POR MARINA AIZEN
Y un día, el negocio hidrocarburífero cambió. Ocurrió la última semana de mayo, aunque se viene cocinando desde hace tiempo, como el calentamiento del planeta.
Días atrás, Shell recibió un palazo en una corte de La Haya, que la obliga a reducir el 45% de sus emisiones (equivalente nada menos que a todas las de Rusia) de aquí a 2030, respecto de sus niveles de 2019, aplicable a los 80 países en los que opera, incluyendo cadena de proveedores y consumidores finales. El compromiso de la compañía —una de las 21 más contaminantes del mundo— era disminuirlas sólo 20% en esta década y neutralizadas para 2050. Una orden judicial ahora le dice lo que ya sabíamos todos: esto no es suficiente. Tiene que hacer más. Mucho más. Sobre todo, si consideramos que, ya en 1988, según consta en documentación interna, Shell no sólo entendía el cambio climático, sino también cómo sus actividades estaban contribuyendo a agravarlo.
El fallo es histórico: por primera vez, se responsabiliza legalmente a una empresa por su contribución al calentamiento global y se usa el Acuerdo de París en una orden judicial de estas características. Esto sienta un precedente importantísimo: más juicios vendrán. Prepárense.
Casi en simultáneo, pero del otro lado del Atlántico, hubo una rebelión en la asamblea de accionistas de ExxonMobil, una compañía que ni siquiera cuenta con objetivos para mitigar el cambio climático. El grupo de inversores institucionales Engine N1 colocó dos miembros en el Directorio de la petrolera para reorientar su política climática. Esto, que lejos de la cultura corporativa no parece gran cosa, se sintió como un terremoto en la industria. Exxon es la compañía hidrocarburífera más grande de los Estados Unidos. Y sus propios inversores le están diciendo que deberá adaptar su negocio a las condiciones del clima, porque, en caso contrario, no tendrá futuro alguno.
Lo mismo le pasó a Chevron, el otro gran gigante norteamericano, en otra asamblea de accionistas. El grupo de activistas institucionales Follow This logró que la firma aceptara como propia la huella en la atmósfera que produce la quema de sus productos por parte de sus consumidores, lo que se conoce técnicamente como “scope 3”. Gol de mitad de cancha.

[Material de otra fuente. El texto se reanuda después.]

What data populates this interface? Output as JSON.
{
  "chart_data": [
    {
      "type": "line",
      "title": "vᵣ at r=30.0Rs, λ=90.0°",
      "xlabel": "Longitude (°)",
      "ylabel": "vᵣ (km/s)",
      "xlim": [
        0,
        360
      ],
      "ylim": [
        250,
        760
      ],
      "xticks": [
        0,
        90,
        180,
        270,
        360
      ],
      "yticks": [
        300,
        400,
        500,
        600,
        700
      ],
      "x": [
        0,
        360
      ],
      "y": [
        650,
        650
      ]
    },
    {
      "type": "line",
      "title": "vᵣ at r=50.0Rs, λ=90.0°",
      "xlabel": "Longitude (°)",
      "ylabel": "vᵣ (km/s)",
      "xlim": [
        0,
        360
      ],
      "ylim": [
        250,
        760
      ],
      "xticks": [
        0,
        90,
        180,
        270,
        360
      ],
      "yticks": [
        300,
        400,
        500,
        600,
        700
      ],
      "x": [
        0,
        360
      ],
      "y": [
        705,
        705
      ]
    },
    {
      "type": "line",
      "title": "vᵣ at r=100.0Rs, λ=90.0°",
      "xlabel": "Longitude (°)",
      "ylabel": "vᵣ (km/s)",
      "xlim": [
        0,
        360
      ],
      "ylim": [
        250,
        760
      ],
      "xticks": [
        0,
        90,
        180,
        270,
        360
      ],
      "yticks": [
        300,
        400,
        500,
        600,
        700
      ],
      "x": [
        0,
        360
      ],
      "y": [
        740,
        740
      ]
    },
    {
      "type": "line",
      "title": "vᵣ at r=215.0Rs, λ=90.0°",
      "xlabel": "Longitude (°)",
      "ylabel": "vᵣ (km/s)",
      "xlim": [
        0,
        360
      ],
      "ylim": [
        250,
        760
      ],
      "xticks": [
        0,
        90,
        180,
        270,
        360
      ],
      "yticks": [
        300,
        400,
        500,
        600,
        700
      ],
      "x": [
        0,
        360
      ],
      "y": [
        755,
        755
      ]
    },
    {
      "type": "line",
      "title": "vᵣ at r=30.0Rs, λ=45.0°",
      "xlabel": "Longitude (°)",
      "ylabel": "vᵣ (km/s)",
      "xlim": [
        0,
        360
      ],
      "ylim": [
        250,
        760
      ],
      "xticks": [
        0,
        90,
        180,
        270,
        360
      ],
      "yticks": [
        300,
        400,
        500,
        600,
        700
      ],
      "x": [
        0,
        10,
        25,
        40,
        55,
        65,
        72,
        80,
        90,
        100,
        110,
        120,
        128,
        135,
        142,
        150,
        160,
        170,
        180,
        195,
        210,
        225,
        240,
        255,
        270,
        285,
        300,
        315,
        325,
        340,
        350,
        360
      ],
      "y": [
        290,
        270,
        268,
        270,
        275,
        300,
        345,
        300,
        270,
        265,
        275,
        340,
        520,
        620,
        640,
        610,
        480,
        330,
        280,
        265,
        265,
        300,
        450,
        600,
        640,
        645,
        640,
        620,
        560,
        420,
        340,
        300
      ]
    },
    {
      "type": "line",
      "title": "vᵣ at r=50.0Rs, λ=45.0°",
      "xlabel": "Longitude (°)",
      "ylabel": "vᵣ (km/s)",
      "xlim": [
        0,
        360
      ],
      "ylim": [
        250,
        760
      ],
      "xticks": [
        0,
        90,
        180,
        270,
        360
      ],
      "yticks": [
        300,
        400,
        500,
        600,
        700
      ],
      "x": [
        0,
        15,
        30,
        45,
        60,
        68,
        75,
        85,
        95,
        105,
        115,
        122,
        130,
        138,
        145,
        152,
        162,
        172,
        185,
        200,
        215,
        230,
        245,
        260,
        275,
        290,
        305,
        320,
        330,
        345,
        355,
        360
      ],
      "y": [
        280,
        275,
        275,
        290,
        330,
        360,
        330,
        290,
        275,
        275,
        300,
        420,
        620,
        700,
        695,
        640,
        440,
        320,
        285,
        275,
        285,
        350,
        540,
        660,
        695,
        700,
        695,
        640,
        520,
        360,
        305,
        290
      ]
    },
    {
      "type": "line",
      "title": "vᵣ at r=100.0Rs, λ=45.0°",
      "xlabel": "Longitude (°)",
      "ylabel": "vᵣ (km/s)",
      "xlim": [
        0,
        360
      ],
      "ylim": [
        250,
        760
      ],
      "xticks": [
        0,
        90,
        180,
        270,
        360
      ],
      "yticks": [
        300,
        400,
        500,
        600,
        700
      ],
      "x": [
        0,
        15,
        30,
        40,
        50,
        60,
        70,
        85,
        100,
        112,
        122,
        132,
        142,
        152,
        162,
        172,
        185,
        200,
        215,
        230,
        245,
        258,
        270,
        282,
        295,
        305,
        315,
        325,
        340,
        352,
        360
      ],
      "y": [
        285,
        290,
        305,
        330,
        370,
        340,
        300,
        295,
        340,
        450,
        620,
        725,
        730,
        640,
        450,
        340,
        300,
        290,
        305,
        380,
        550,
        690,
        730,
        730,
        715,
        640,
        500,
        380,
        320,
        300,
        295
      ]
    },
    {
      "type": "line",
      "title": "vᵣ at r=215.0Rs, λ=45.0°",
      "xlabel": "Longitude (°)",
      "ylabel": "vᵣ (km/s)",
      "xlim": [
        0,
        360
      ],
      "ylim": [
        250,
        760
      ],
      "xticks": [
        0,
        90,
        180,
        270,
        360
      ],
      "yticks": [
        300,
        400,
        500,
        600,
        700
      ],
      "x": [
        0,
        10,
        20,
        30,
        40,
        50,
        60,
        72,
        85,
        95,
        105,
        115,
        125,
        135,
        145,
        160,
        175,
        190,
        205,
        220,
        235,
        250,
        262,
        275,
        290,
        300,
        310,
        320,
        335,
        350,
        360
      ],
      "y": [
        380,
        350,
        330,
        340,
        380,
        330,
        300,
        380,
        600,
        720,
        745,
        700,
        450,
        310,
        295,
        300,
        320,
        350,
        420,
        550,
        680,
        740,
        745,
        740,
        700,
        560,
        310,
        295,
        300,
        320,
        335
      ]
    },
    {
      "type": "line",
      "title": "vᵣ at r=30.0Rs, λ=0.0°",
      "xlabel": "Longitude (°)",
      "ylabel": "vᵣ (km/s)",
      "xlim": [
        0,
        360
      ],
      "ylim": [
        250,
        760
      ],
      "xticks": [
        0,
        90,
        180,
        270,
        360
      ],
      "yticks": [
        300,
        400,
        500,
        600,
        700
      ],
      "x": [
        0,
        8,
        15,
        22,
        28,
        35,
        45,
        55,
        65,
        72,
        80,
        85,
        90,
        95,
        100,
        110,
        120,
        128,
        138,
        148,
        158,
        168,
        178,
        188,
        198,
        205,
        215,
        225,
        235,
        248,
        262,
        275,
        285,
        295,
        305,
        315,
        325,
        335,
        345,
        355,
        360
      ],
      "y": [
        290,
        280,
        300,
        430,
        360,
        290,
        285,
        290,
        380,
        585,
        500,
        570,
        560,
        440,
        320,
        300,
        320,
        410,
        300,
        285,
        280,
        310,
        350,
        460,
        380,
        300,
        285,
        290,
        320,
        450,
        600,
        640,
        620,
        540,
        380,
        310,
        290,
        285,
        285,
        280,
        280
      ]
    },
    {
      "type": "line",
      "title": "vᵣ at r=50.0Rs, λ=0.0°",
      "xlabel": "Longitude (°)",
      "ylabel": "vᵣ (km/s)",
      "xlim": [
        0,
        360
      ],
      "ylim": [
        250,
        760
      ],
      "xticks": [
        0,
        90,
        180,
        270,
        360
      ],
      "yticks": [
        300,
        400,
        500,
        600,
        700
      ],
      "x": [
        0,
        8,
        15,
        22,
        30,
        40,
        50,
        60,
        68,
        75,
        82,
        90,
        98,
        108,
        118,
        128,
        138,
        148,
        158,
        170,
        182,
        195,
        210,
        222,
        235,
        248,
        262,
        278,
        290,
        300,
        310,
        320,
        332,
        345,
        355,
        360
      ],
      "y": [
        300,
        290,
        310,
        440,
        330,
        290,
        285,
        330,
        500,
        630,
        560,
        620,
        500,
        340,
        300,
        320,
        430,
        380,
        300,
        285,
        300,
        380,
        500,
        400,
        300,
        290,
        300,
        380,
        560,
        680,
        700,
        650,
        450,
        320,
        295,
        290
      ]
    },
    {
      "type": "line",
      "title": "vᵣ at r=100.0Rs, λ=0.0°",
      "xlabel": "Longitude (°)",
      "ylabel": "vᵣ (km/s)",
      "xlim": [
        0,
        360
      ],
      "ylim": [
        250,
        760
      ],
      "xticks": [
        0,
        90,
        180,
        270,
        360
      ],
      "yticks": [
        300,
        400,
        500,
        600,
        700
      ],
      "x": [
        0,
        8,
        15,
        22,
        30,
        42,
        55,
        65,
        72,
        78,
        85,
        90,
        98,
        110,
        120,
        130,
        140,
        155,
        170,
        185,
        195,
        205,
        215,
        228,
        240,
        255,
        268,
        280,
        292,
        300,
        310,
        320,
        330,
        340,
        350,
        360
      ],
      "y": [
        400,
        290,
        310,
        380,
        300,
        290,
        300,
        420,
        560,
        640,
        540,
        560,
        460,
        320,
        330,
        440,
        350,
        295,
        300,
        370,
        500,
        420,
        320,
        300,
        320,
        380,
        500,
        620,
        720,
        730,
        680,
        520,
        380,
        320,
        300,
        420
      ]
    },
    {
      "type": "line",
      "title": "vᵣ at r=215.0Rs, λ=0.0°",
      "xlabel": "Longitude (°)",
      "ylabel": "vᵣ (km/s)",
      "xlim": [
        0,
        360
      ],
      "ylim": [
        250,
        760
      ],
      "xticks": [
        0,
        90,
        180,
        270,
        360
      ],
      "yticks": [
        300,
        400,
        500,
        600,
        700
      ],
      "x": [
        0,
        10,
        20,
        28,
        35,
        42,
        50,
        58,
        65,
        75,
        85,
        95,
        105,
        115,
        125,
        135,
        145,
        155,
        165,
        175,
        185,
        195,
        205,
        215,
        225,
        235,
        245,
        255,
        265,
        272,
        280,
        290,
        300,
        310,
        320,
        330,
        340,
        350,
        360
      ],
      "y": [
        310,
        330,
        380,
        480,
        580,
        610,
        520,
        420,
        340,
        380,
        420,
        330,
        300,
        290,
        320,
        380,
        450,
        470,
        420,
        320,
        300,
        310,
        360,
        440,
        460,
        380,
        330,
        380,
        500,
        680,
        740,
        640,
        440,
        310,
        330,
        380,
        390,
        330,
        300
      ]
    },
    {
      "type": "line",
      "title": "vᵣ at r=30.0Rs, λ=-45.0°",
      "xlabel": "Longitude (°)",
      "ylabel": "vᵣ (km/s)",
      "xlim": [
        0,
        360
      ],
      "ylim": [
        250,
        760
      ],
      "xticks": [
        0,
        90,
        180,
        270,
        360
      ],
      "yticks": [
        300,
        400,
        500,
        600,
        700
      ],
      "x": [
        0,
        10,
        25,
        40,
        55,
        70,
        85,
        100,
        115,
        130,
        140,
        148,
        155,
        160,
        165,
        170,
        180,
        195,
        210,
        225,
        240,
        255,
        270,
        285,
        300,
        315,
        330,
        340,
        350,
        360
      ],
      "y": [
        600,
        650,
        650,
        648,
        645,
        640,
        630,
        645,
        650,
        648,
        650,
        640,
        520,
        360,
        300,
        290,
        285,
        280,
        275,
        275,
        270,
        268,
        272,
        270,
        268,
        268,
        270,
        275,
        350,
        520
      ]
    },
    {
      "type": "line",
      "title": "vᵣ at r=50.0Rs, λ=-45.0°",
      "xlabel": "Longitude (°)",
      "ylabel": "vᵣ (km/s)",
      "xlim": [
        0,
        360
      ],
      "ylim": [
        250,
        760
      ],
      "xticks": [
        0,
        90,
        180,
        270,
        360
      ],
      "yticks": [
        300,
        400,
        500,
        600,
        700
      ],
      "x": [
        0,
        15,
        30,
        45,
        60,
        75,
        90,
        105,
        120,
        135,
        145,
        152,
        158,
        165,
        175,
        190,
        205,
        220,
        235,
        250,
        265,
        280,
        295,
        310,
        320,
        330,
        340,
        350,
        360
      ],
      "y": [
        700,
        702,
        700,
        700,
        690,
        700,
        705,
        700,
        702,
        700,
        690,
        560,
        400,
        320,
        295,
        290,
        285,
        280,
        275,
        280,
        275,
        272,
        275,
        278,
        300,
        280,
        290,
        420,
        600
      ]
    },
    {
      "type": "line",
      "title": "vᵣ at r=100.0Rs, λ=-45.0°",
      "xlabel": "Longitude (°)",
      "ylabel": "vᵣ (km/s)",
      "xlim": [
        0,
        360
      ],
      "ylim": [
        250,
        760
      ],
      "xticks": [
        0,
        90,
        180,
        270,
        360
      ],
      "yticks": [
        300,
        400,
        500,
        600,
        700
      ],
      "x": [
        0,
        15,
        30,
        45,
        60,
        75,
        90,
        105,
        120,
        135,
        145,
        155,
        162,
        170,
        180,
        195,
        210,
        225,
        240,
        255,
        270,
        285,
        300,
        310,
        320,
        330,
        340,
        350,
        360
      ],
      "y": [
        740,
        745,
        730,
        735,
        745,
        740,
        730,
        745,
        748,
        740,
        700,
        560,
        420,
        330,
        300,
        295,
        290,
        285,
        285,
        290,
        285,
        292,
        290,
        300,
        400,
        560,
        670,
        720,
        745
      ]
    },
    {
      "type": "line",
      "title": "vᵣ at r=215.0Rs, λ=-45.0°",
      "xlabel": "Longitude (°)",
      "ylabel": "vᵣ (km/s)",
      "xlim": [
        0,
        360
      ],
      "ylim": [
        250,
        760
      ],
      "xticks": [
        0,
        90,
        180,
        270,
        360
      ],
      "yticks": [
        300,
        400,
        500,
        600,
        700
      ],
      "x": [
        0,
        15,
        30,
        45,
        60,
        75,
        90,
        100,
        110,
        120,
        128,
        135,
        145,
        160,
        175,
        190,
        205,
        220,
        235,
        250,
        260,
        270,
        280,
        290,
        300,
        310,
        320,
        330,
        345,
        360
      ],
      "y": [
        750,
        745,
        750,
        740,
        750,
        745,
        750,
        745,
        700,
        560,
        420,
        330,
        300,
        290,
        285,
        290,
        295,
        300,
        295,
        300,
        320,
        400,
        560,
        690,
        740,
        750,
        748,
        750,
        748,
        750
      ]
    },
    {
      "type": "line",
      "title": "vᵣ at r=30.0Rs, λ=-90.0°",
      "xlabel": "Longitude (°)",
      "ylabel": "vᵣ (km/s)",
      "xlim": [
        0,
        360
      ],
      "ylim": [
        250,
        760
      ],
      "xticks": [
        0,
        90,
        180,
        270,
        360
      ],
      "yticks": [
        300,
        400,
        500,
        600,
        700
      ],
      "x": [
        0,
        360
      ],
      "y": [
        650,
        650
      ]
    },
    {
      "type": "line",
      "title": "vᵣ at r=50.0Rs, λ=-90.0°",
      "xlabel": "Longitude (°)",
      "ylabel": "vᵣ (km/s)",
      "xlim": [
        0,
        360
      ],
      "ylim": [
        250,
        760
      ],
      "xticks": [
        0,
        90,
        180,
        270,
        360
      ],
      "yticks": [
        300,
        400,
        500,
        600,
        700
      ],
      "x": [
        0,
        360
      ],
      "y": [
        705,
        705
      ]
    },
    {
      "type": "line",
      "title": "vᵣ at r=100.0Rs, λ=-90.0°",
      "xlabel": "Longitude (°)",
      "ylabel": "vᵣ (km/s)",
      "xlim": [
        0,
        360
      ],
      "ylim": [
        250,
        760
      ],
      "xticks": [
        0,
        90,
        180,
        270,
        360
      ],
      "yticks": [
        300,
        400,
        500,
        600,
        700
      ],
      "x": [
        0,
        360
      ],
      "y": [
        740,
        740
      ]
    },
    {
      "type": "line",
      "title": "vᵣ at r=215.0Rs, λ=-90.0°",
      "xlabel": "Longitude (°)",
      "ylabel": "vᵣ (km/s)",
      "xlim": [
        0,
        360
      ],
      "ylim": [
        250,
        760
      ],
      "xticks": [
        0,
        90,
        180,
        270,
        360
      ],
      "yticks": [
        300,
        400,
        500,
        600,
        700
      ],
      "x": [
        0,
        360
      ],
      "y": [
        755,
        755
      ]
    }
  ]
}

La industria en su conjunto sentirá el peso de estas decisiones. Se sentirá en Vaca Muerta, lo sentirá YPF, lo sentirán todos los que insisten con vender espejitos de color negro. No solo lo decimos nosotras. Lo dicen los números, y ahora también jueces y accionistas. Lo dice la propia Agencia Internacional de Energía, que fue constituida para defender la existencia del flujo del petróleo durante el boicot de los países árabes en los ‘70s. A mediados de mayo, el organismo debió reconocer que, para que el aumento de la temperatura media global no supere 1,5°C antes de fin de siglo, de aquí en más no puede haber nuevos desarrollos de gas, petróleo y carbón. El futuro, queda claro, será renovable, o no será.